She stood and let her gown drop upon the stones at his invitation. Where her sister was soft and pliable, she was sleek and fit, her dark skin almost shining in the moonlight.
The moon in the sky had hardly moved when her long legs already locked around his head, all while he plumbed her depths without a maidenhead to bar his way. A part of him adored it even more to see her come undone, for she was just as much a student of the higher mysteries as he was, if not as advanced in her studies.
Truly, she had potential he would not see squandered. This was just one of many lessons.
He left them tangled together as he stood, the contrast of their naked skin a stimulating sight. Soon he shed the yellow that bedecked him for the first time in too many moons.
Their lidded eyes caught upon his form, his black hair falling well past his shoulders. "If you might return the favor," he whispered into the wind.
His nimble fingers tangled in their hair as they approached, one a river of pale gold and the other a shock of soft dark curls scented with spices. Their own hands worshipped at the instrument of his ego hanging heavily between his legs. Perhaps the only part of him he hadn't cared to change in some way.
Soon they planted kisses across its length, Sarella leaving smudges of gold from the dye that decorated her lips. She was also the first to take him in her mouth, those same golden lips stretched messily around its heft.
Though she tried mightily, she could not take it to the root, and her sister fared not much better, retreating as soon as the crown dared tickle her throat, her fa?ade of innocence ruined for the tears that spilled down her cheeks.
It was Sarella that finally dared to place his hands behind her head. He understood the assignment, slowly lodging himself inside her velvet throat with a sigh, her dark eyes rolling in the back of her head. He had missed this.
His eyes turned on Tyene as she touched her fingers to the heft of him in her sister's throat, her bruised lips upturned into one of her smiles.
He dared for a few strokes until he closed on his release. Vacating her with a lurid pop, he brought their faces together and painted them the color yellow like they were a canvas. Streaks of it decorated their nose and cheeks and hair. "Magnificent," he joked.
Stolen from Royal Road, this story should be reported if encountered on Amazon.
Tyene touched some of it to her tongue. "Honey, lemon, saffron…"
"Don't forget blood," Sarella added as she followed her example.
"Who are we to judge a sorcerer's seed?" her sister snarked, supping on some more of it.
It was like to join his fondest memories.
They made themselves more presentable before they departed for the night.
His eyes touched on the stars in the sky after a breath, the sun long since set.
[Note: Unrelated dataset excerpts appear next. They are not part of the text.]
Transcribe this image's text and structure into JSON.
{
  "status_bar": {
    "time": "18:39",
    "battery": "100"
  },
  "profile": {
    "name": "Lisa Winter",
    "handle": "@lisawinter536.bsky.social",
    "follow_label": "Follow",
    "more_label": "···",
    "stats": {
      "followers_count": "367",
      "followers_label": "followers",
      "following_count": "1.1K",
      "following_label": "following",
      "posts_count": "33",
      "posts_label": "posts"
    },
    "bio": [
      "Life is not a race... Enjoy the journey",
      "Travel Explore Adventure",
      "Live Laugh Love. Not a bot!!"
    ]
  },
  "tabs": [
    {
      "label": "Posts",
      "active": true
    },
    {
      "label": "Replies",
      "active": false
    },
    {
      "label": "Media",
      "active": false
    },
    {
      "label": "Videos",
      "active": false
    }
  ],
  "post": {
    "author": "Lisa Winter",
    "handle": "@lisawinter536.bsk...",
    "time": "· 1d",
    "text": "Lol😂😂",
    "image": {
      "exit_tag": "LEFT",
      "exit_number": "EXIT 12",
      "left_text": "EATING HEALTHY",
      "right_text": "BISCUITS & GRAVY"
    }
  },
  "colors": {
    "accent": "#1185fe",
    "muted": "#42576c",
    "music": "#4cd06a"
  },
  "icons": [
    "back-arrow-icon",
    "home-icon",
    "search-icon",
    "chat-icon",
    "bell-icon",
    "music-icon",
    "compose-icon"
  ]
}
He would not recriminate himself for some indulgence. It was only another way to keep in touch with his humanity.
He retrieved a sphere of black that threatened to steal all the light from the room, having done away with the pretensions. That it also rendered the world of blood and thought he had carved inside the dragonglass less unstable did not hurt. A dash of non-Euclidean geometry.
His head yawned and soon he had crawled inside of it.
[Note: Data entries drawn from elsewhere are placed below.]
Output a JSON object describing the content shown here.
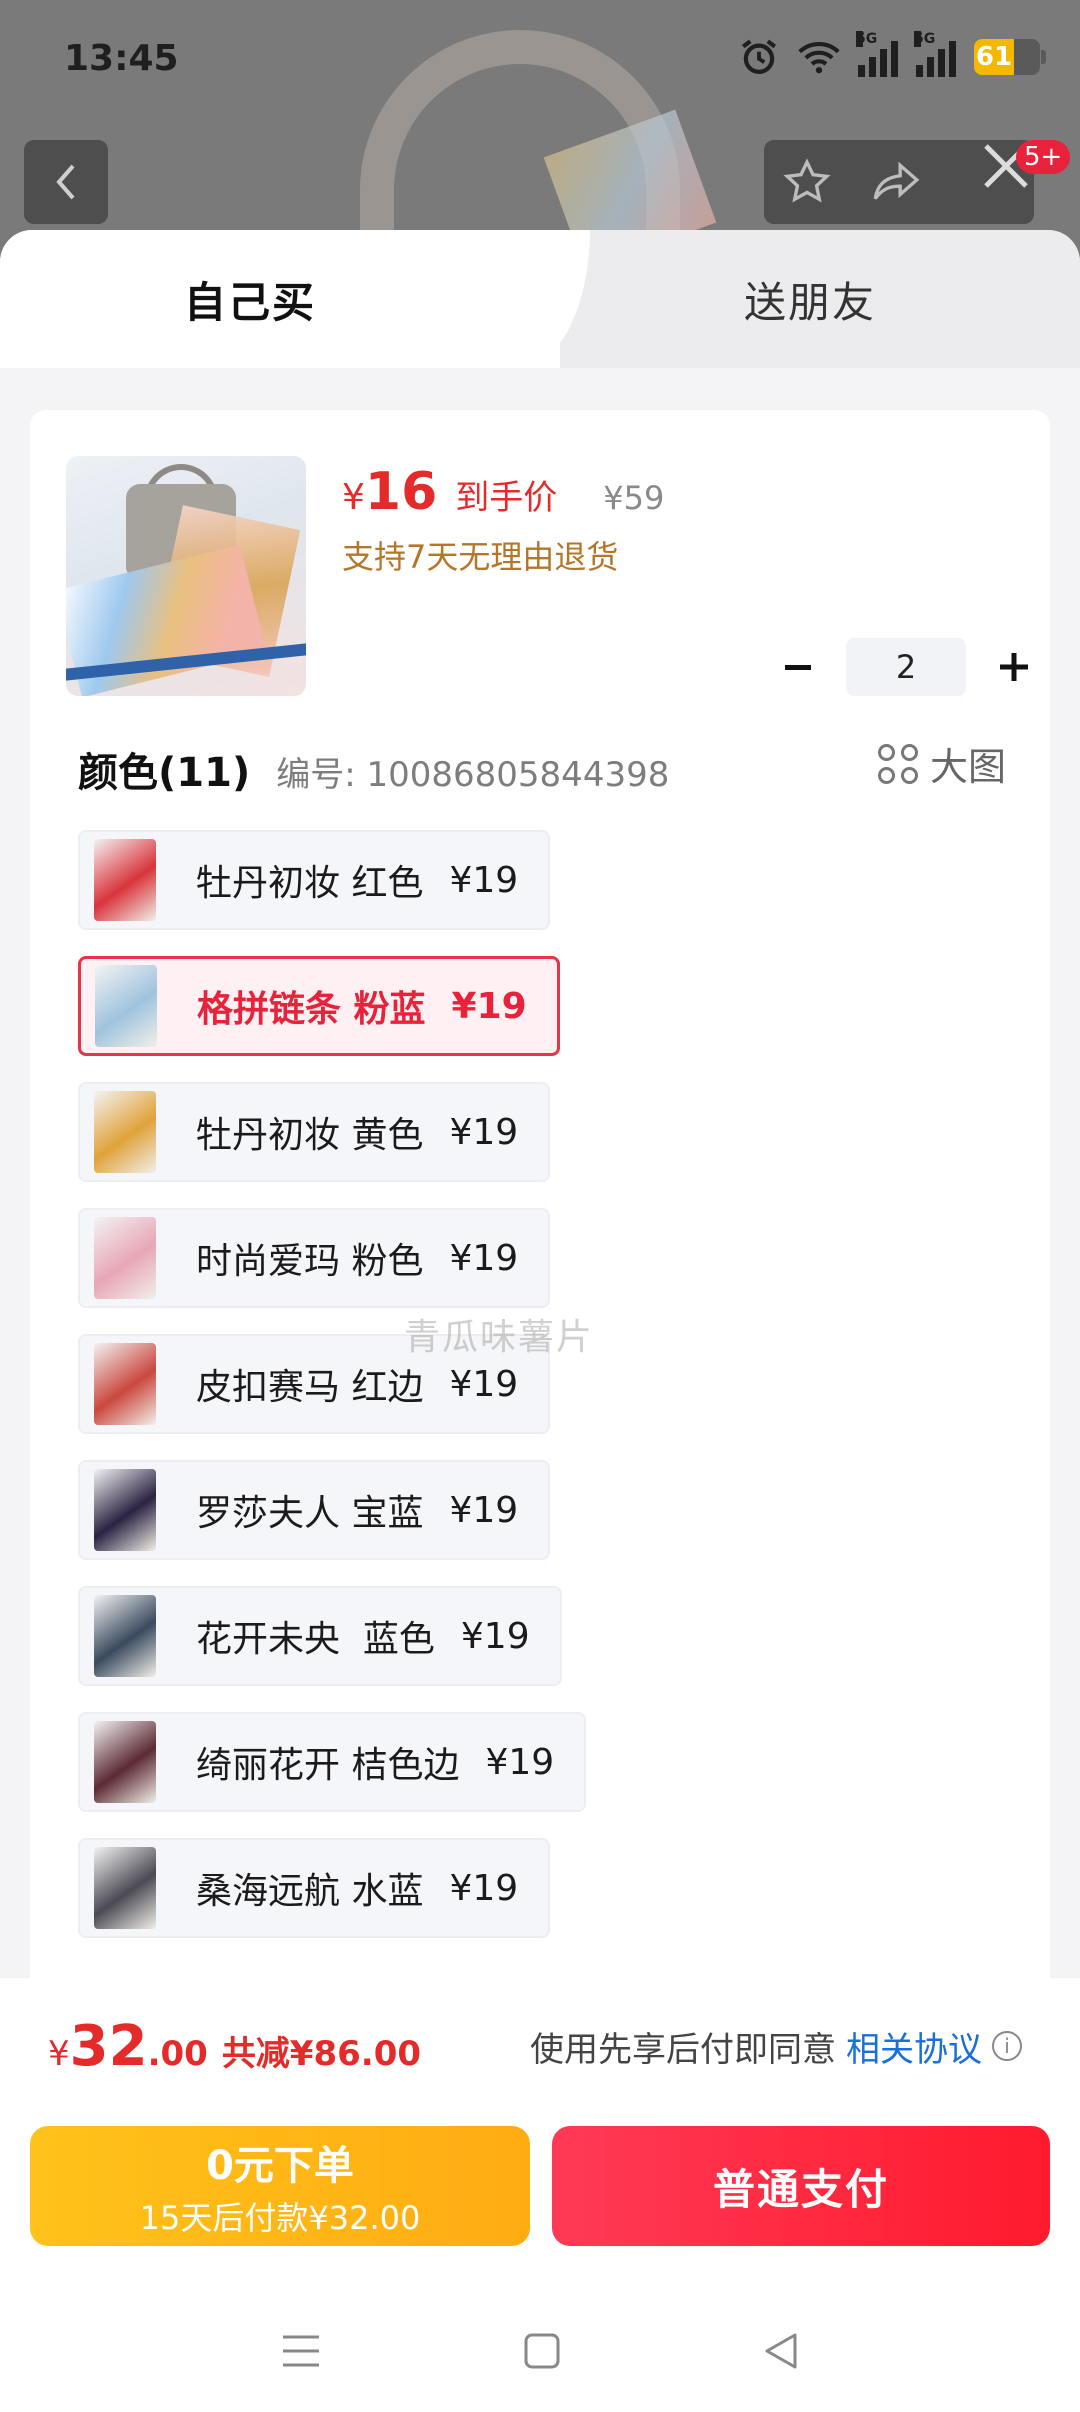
{
  "status_bar": {
    "time": "13:45",
    "battery": "61",
    "net1": "5G",
    "net2": "5G"
  },
  "background": {
    "notification_badge": "5+"
  },
  "tabs": {
    "self_buy": "自己买",
    "send_friend": "送朋友"
  },
  "product": {
    "price_symbol": "¥",
    "price": "16",
    "price_tag": "到手价",
    "original_price": "¥59",
    "return_policy": "支持7天无理由退货",
    "quantity": "2"
  },
  "colors": {
    "title": "颜色(11)",
    "code": "编号: 10086805844398",
    "big_view": "大图",
    "options": [
      {
        "label": "牡丹初妆 红色",
        "price": "¥19",
        "selected": false,
        "swatch": "#d8343b"
      },
      {
        "label": "格拼链条 粉蓝",
        "price": "¥19",
        "selected": true,
        "swatch": "#9fc3dd"
      },
      {
        "label": "牡丹初妆 黄色",
        "price": "¥19",
        "selected": false,
        "swatch": "#e0a23a"
      },
      {
        "label": "时尚爱玛 粉色",
        "price": "¥19",
        "selected": false,
        "swatch": "#e8a6b6"
      },
      {
        "label": "皮扣赛马 红边",
        "price": "¥19",
        "selected": false,
        "swatch": "#c9483e"
      },
      {
        "label": "罗莎夫人 宝蓝",
        "price": "¥19",
        "selected": false,
        "swatch": "#2b2342"
      },
      {
        "label": "花开未央  蓝色",
        "price": "¥19",
        "selected": false,
        "swatch": "#3a4a5e"
      },
      {
        "label": "绮丽花开 桔色边",
        "price": "¥19",
        "selected": false,
        "swatch": "#5c2a34"
      },
      {
        "label": "桑海远航 水蓝",
        "price": "¥19",
        "selected": false,
        "swatch": "#4b4a54"
      }
    ],
    "watermark": "青瓜味薯片"
  },
  "summary": {
    "symbol": "¥",
    "total_int": "32",
    "total_dec": ".00",
    "saving": "共减¥86.00",
    "agreement_text": "使用先享后付即同意",
    "agreement_link": "相关协议"
  },
  "actions": {
    "pay_later_title": "0元下单",
    "pay_later_sub": "15天后付款¥32.00",
    "pay_now": "普通支付"
  },
  "colors_theme": {
    "accent": "#e8223a",
    "gold": "#b4772a",
    "link": "#1a6fd8"
  }
}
In this world he did not have to wonder how to conquer the Sisyphean boulder that was entropy, its strings stretching out across the breadth of a continent. All but a daughter in Myr, a crownless king in the Disputed Lands, and a leal subject in Volantis.
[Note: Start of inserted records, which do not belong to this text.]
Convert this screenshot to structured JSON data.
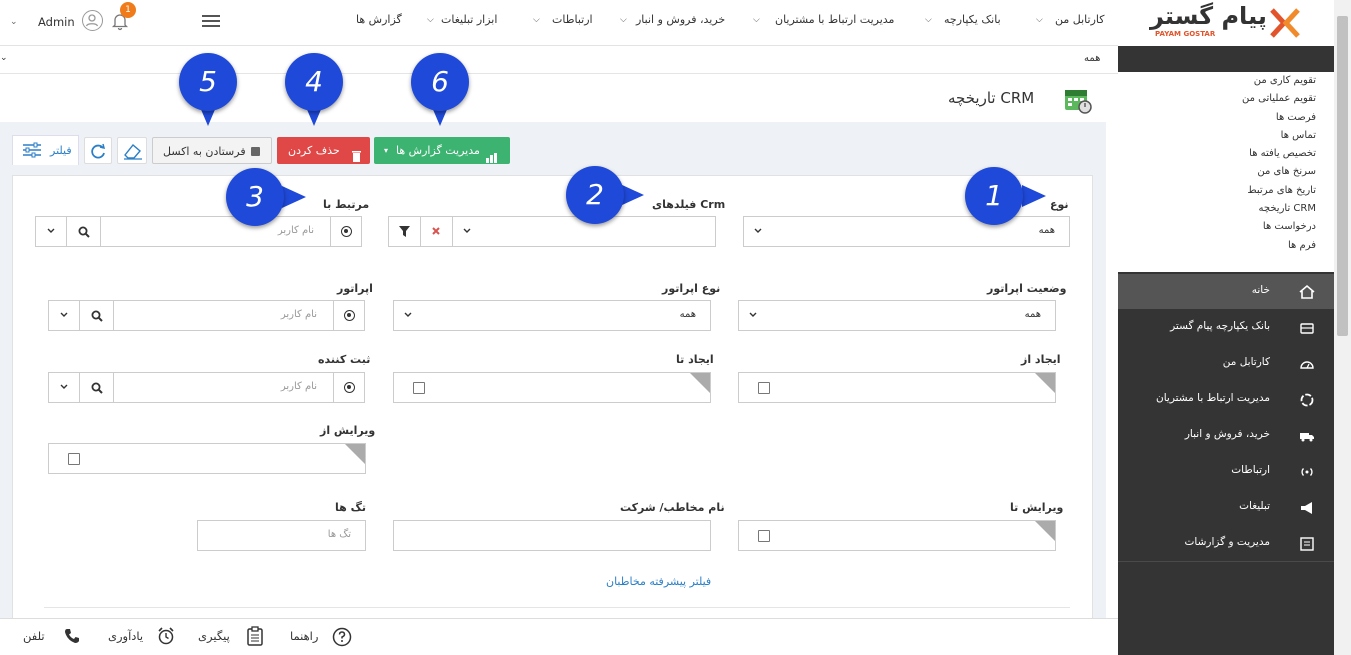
{
  "topbar": {
    "user": "Admin",
    "notification_count": "1",
    "nav": [
      "کارتابل من",
      "بانک یکپارچه",
      "مدیریت ارتباط با مشتریان",
      "خرید، فروش و انبار",
      "ارتباطات",
      "ابزار تبلیغات",
      "گزارش ها"
    ]
  },
  "logo": {
    "main": "پیام گستر",
    "sub": "PAYAM GOSTAR"
  },
  "breadcrumb": "همه",
  "page_title": "تاریخچه CRM",
  "toolbar": {
    "filter": "فیلتر",
    "export_excel": "فرستادن به اکسل",
    "delete": "حذف کردن",
    "report_manage": "مدیریت گزارش ها"
  },
  "quick_links": [
    "تقویم کاری من",
    "تقویم عملیاتی من",
    "فرصت ها",
    "تماس ها",
    "تخصیص یافته ها",
    "سرنخ های من",
    "تاریخ های مرتبط",
    "تاریخچه CRM",
    "درخواست ها",
    "فرم ها"
  ],
  "sidebar_menu": [
    "خانه",
    "بانک یکپارچه پیام گستر",
    "کارتابل من",
    "مدیریت ارتباط با مشتریان",
    "خرید، فروش و انبار",
    "ارتباطات",
    "تبلیغات",
    "مدیریت و گزارشات"
  ],
  "form": {
    "type_label": "نوع",
    "type_value": "همه",
    "crm_fields_label": "فیلدهای Crm",
    "related_label": "مرتبط با",
    "username_placeholder": "نام کاربر",
    "operator_status_label": "وضعیت اپراتور",
    "operator_status_value": "همه",
    "operator_type_label": "نوع اپراتور",
    "operator_type_value": "همه",
    "operator_label": "اپراتور",
    "created_from_label": "ایجاد از",
    "created_to_label": "ایجاد تا",
    "creator_label": "ثبت کننده",
    "edited_from_label": "ویرایش از",
    "edited_to_label": "ویرایش تا",
    "contact_label": "نام مخاطب/ شرکت",
    "tags_label": "تگ ها",
    "tags_placeholder": "تگ ها",
    "advanced_filter": "فیلتر پیشرفته مخاطبان"
  },
  "callouts": [
    "1",
    "2",
    "3",
    "4",
    "5",
    "6"
  ],
  "footer": {
    "phone": "تلفن",
    "reminder": "یادآوری",
    "followup": "پیگیری",
    "guide": "راهنما"
  },
  "colors": {
    "sidebar": "#343434",
    "delete": "#e04848",
    "report": "#3cb371",
    "callout": "#1f49d8",
    "link": "#2b7fc7"
  }
}
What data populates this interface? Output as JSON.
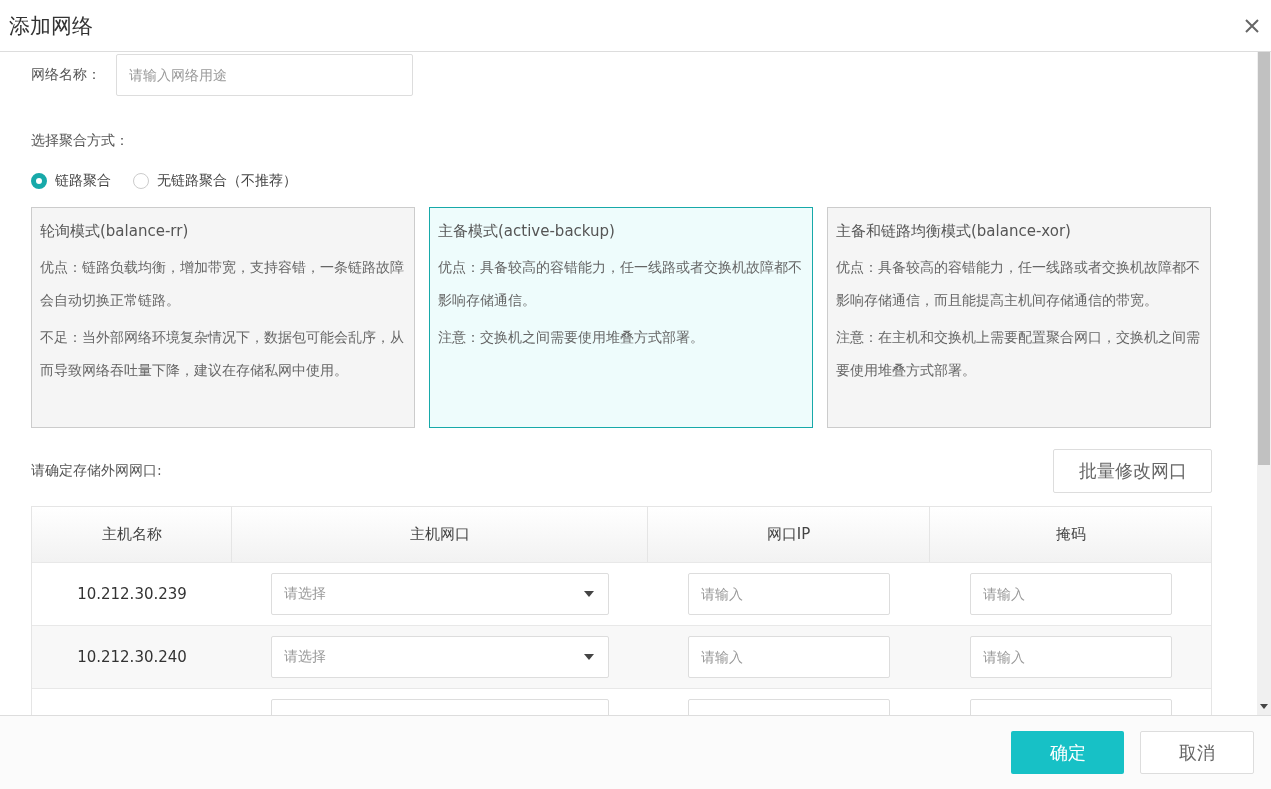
{
  "dialog": {
    "title": "添加网络"
  },
  "name_field": {
    "label": "网络名称：",
    "placeholder": "请输入网络用途"
  },
  "mode_label": "选择聚合方式：",
  "radios": [
    {
      "label": "链路聚合",
      "selected": true
    },
    {
      "label": "无链路聚合（不推荐）",
      "selected": false
    }
  ],
  "modes": [
    {
      "title": "轮询模式(balance-rr)",
      "selected": false,
      "paragraphs": [
        "优点：链路负载均衡，增加带宽，支持容错，一条链路故障会自动切换正常链路。",
        "不足：当外部网络环境复杂情况下，数据包可能会乱序，从而导致网络吞吐量下降，建议在存储私网中使用。"
      ]
    },
    {
      "title": "主备模式(active-backup)",
      "selected": true,
      "paragraphs": [
        "优点：具备较高的容错能力，任一线路或者交换机故障都不影响存储通信。",
        "注意：交换机之间需要使用堆叠方式部署。"
      ]
    },
    {
      "title": "主备和链路均衡模式(balance-xor)",
      "selected": false,
      "paragraphs": [
        "优点：具备较高的容错能力，任一线路或者交换机故障都不影响存储通信，而且能提高主机间存储通信的带宽。",
        "注意：在主机和交换机上需要配置聚合网口，交换机之间需要使用堆叠方式部署。"
      ]
    }
  ],
  "ports_label": "请确定存储外网网口:",
  "batch_button": "批量修改网口",
  "table": {
    "columns": [
      "主机名称",
      "主机网口",
      "网口IP",
      "掩码"
    ],
    "rows": [
      {
        "host": "10.212.30.239",
        "port_placeholder": "请选择",
        "ip_placeholder": "请输入",
        "mask_placeholder": "请输入"
      },
      {
        "host": "10.212.30.240",
        "port_placeholder": "请选择",
        "ip_placeholder": "请输入",
        "mask_placeholder": "请输入"
      },
      {}
    ]
  },
  "footer_buttons": [
    {
      "label": "确定",
      "kind": "primary"
    },
    {
      "label": "取消",
      "kind": "default"
    }
  ]
}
It was King's Landing that drew his gaze first. There a queen sat with her grandmother for supper, their conversation touching on a thousand things. If not for her dove-white gloves, the horror would already be plain to see, for within her belly a second heart of petal, vine, and thorn beat once for every seven heartbeats.
Elsewhere a maester clutched his own belly as its children wagged his tongue.
Her grandmother already suspected something in her heart of hearts, yet what were they to do? House Tyrell stood upon a house of cards. To rock it would only spell their doom.
He would see them rise to heights unimaginable instead. Time would tell if they would put in him the same faith as their queen.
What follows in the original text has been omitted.